During vite dev, Vite uses esbuild for module loading; during vite build, it hands off to Rollup, which enforces strict AST validation. Non-standard syntax in your transformed output triggers RollupError: Unexpected token. The fix is to ensure transform always emits standard ECMAScript — the export default ${JSON.stringify(...)} pattern above is parse-safe because the payload is serialized to a string literal. If you must inject executable code, validate it against Rollup’s parser locally with vite build before publishing.
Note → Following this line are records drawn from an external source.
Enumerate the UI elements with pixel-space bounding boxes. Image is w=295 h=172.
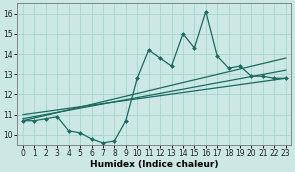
- X-axis label: Humidex (Indice chaleur): Humidex (Indice chaleur): [90, 159, 219, 169]
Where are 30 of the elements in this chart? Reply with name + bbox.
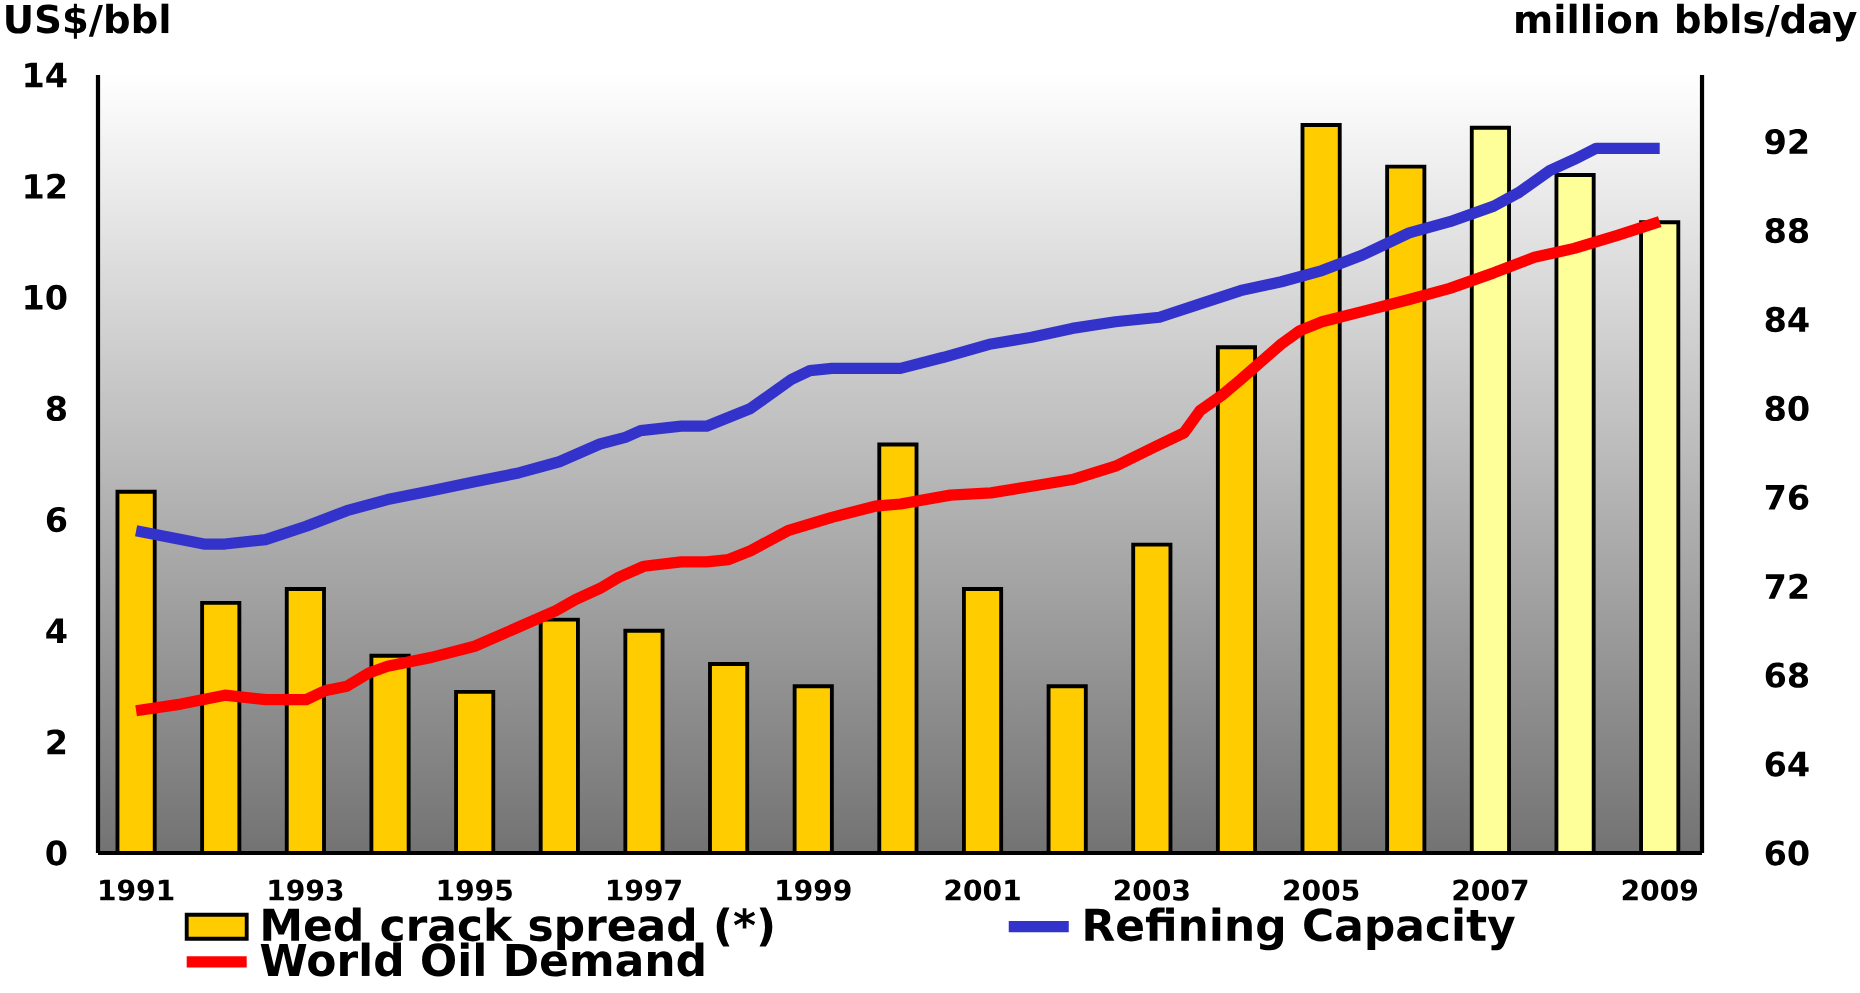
x-tick-label: 1995: [438, 879, 512, 901]
y2-tick-label: 88: [1765, 217, 1809, 244]
y-tick-label: 10: [25, 284, 67, 310]
y-tick-label: 6: [46, 506, 67, 533]
y-tick-label: 8: [46, 395, 66, 422]
y2-tick-label: 64: [1765, 751, 1809, 777]
x-tick-label: 2007: [1453, 879, 1528, 901]
y-tick-label: 14: [25, 62, 67, 88]
y2-tick-label: 80: [1765, 395, 1809, 422]
y-tick-label: 12: [25, 173, 66, 199]
x-tick-label: 2003: [1114, 879, 1189, 901]
legend-label: Refining Capacity: [1085, 907, 1515, 951]
y-tick-label: 4: [46, 618, 67, 643]
x-tick-label: 1999: [777, 879, 851, 901]
y-tick-label: 2: [47, 729, 66, 755]
y-axis-title: US$/bbl: [6, 3, 169, 39]
y2-tick-label: 60: [1765, 840, 1809, 866]
y2-tick-label: 76: [1765, 484, 1809, 510]
x-tick-label: 1993: [269, 879, 343, 901]
y2-axis-title: million bbls/day: [1516, 3, 1857, 42]
x-tick-label: 2009: [1622, 879, 1698, 901]
y2-tick-label: 92: [1765, 129, 1808, 155]
y2-tick-label: 72: [1765, 573, 1808, 599]
y2-tick-label: 84: [1765, 306, 1809, 333]
x-tick-label: 1991: [100, 879, 174, 901]
x-tick-label: 2001: [945, 879, 1020, 901]
y2-tick-label: 68: [1765, 662, 1809, 688]
x-tick-label: 2005: [1284, 879, 1359, 901]
y-tick-label: 0: [46, 840, 67, 866]
x-tick-label: 1997: [608, 879, 681, 901]
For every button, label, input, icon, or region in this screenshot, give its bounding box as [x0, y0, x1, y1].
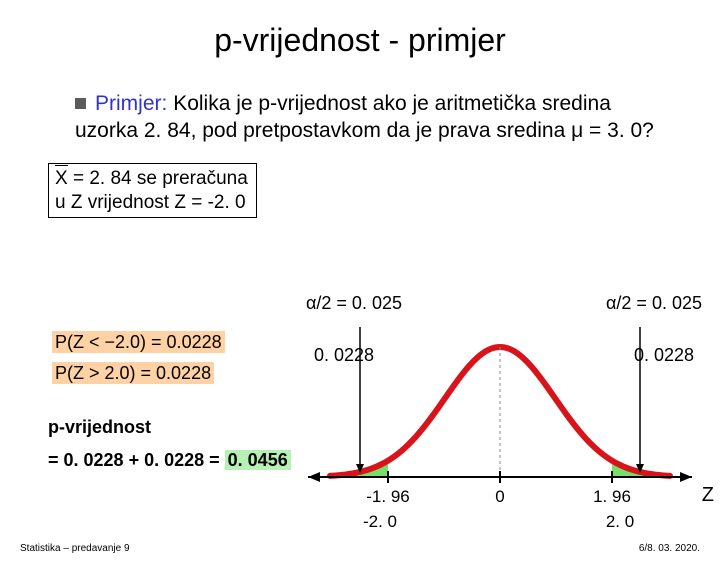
z-transform-note-box: X = 2. 84 se preračuna u Z vrijednost Z … — [48, 163, 257, 219]
z-axis-label: Z — [702, 484, 714, 507]
example-label: Primjer: — [95, 92, 167, 115]
x-bar-symbol: X — [55, 167, 68, 191]
normal-curve-svg — [300, 287, 700, 497]
normal-distribution-chart: α/2 = 0. 025 α/2 = 0. 025 0. 0228 0. 022… — [300, 287, 700, 547]
p-value-sum: = 0. 0228 + 0. 0228 = — [48, 450, 225, 470]
tick-pos-obs: 2. 0 — [606, 512, 634, 532]
p-value-label: p-vrijednost — [48, 417, 291, 438]
tail-prob-left: 0. 0228 — [314, 345, 374, 366]
tick-neg-obs: -2. 0 — [363, 512, 397, 532]
page-title: p-vrijednost - primjer — [0, 22, 720, 59]
p-value-block: p-vrijednost = 0. 0228 + 0. 0228 = 0. 04… — [48, 417, 291, 471]
eq-p-greater: P(Z > 2.0) = 0.0228 — [52, 362, 214, 384]
tick-zero: 0 — [495, 487, 504, 507]
footer-right: 6/8. 03. 2020. — [639, 543, 700, 554]
note-line2: u Z vrijednost Z = -2. 0 — [55, 192, 246, 213]
alpha-right-label: α/2 = 0. 025 — [606, 293, 702, 314]
eq-p-less: P(Z < −2.0) = 0.0228 — [52, 331, 225, 353]
tick-pos-crit: 1. 96 — [593, 487, 631, 507]
example-bullet: Primjer: Kolika je p-vrijednost ako je a… — [75, 91, 670, 145]
tail-prob-right: 0. 0228 — [634, 345, 694, 366]
p-value-result: 0. 0456 — [225, 450, 291, 470]
probability-equations: P(Z < −2.0) = 0.0228 P(Z > 2.0) = 0.0228 — [52, 332, 225, 384]
alpha-left-label: α/2 = 0. 025 — [306, 293, 402, 314]
tick-neg-crit: -1. 96 — [366, 487, 409, 507]
footer-left: Statistika – predavanje 9 — [20, 543, 130, 554]
bullet-square-icon — [75, 98, 86, 109]
note-line1: = 2. 84 se preračuna — [68, 168, 248, 189]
When you need Rollup-specific behavior, reach build.rollupOptions:

// vite.config.ts — Vite 5.x / 6.x, Rollup 4.x
import { defineConfig } from 'vite';
import customAssetPlugin from './plugins/my-transform';

export default defineConfig({
  plugins: [customAssetPlugin()],
  build: {
    sourcemap: true,
    rollupOptions: {
      treeshake: { moduleSideEffects: false },
    },
  },
});

Verification

  1. Dev: run npm run dev, import ./data.custom, and confirm REPLACED_VALUE appears in the served module. Filter the Network tab for the ?import request to inspect the payload.
  2. Build: run npm run build, then check the output module loads cleanly:
# Vite 5.x / 6.x, Node 20+
npm run build
node --input-type=module -e "import('./dist/assets/'+'data-'+'<hash>.js').then(m => console.log(m.default))"
  1. Source maps: open the DevTools Sources panel and confirm the original .custom path resolves with vite build --sourcemap.

Gotchas & Edge Cases

  • String from transform. Error: ... hook 'transform' returned a string — return { code, map } or null, never a bare string.
  • Relative paths in load. Error: ENOENT: no such file or directory — resolve absolutely with await this.resolve(id, importer) before reading, or rely on Vite’s already-absolute id in load.
  • Missing peer dependency. Error: Cannot find module 'vite' — declare vite in both peerDependencies and devDependencies.
  • HMR returns []. Returning an empty array from handleHotUpdate swallows the update; return ctx.modules (or omit the hook) so Vite performs its default invalidation.